Diriwayatkan dahulu ada beberapa sahabat Nabi yang ingin meningkatkan ibadah dengan cara yang “ekstrem”. Masing-masing dari mereka bertekad ada yang ingin puasa terus menerus, ada yang ingin ibadah di sepanjang malam setiap hari, ada juga ada yang ingin tidak menikah sama sekali.
Di lain hari, mereka bertemu dengan Rasulullah yang mana beliau sudah mengetahui tekad sahabat tersebut. Rasulullah bersabda: “kalian mau beribadah seperti itu? Demi Allah! Aku adalah orang yang paling takut kepada Allah dan paling bertaqwa, namun ada hari di mana aku berpuasa dan ada hari yang aku tidak berpuasa, aku shalat dan aku juga memiliki waktu tidur, dan aku juga menikahi perempuan, siapa yang tidak senang dengan sunnahku, maka dia bukan golonganku.”

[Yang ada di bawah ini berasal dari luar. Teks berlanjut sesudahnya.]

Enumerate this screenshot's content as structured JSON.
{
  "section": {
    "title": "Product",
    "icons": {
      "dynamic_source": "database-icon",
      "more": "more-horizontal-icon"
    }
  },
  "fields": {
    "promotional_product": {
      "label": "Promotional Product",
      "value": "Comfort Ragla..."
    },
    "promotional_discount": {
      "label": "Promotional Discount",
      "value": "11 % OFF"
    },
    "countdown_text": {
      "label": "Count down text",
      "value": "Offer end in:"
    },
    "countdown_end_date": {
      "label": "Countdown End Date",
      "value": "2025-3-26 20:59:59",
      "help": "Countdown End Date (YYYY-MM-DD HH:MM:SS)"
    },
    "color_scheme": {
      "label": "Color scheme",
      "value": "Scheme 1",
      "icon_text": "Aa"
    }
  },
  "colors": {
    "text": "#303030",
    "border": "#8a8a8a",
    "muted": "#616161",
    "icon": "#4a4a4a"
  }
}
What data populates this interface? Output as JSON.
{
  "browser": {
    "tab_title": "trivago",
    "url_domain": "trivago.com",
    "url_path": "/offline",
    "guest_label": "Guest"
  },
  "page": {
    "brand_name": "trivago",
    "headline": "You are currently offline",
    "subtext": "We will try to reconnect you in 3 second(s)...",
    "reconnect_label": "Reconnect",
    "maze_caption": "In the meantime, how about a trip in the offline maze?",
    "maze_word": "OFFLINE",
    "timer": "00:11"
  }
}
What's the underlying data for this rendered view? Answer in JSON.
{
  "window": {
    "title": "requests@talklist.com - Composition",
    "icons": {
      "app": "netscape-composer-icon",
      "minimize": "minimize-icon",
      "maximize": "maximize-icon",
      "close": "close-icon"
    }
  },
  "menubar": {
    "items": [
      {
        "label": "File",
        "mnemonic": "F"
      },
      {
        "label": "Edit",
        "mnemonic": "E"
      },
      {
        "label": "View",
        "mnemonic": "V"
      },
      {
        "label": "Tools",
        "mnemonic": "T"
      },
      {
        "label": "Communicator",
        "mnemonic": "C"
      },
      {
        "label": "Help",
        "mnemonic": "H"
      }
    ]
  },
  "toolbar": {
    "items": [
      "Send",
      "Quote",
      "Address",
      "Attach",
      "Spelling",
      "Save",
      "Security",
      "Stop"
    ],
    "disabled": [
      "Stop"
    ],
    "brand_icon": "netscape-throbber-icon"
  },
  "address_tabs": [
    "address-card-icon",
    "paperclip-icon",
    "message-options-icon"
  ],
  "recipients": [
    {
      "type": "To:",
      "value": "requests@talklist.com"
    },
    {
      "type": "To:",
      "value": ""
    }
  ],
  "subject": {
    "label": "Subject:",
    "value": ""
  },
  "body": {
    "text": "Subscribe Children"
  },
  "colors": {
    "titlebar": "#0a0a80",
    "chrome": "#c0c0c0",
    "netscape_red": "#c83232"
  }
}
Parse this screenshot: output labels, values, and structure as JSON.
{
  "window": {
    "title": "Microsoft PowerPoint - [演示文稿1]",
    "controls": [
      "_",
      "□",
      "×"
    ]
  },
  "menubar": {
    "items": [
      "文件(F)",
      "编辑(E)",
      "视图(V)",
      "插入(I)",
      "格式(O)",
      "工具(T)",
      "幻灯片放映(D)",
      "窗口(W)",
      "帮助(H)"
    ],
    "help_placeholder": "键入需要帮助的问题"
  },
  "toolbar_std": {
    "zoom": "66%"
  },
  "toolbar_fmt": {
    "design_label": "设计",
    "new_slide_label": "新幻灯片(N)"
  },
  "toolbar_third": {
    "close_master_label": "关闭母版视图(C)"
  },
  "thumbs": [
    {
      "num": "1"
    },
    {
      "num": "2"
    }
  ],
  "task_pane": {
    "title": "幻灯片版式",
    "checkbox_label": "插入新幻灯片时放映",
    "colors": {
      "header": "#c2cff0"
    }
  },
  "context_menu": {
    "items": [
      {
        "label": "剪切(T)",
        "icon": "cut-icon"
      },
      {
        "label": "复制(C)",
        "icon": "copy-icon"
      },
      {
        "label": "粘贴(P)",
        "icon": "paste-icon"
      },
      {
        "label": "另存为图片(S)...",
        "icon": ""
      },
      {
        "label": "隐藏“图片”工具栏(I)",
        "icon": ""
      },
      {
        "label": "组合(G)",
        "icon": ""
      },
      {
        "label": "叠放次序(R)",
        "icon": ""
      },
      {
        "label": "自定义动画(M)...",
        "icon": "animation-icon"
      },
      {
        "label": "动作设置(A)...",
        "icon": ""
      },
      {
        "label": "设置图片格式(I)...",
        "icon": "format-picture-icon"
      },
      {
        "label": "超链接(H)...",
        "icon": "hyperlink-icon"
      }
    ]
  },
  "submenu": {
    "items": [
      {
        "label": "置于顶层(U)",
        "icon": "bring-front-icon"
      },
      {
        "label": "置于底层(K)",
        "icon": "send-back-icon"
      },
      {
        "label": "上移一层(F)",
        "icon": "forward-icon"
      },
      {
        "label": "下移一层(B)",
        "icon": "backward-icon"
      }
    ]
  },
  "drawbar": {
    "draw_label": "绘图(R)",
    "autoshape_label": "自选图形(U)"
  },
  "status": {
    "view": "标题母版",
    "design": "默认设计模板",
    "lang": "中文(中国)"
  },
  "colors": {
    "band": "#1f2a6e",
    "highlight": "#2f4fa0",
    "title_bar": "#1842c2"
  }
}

Sebaik-baik teladan adalah pribadi Rasulullah. Sedangkan beliau mencontohkan, bagaimana beribadah namun tidak meninggalkan umatnya. Beliau berada di tengah masyarakat dan melakukan aktivitas layaknya orang pada umumnya. Rasulullah memberi keteladanan terhadap masalah keduniaan pada para pengikutnya, seperti pergi ke pasar, berumah tangga, dan bergaul dengan masyarakat.
Keinginan beberapa sahabat yang ingin mengkhususkan hidupnya hanya beribadah dan mengabaikan urusan duniawi ternyata tidak mendapat restu dari Rasulullah. Beribadah dengan cara meninggalkan kehidupan sosialnya sama halnya dengan orang yang egois. Seolah-olah ia ingin mencari selamat sendiri dan mengabaikan kewajibannya terhadap saudara seiman yang lain.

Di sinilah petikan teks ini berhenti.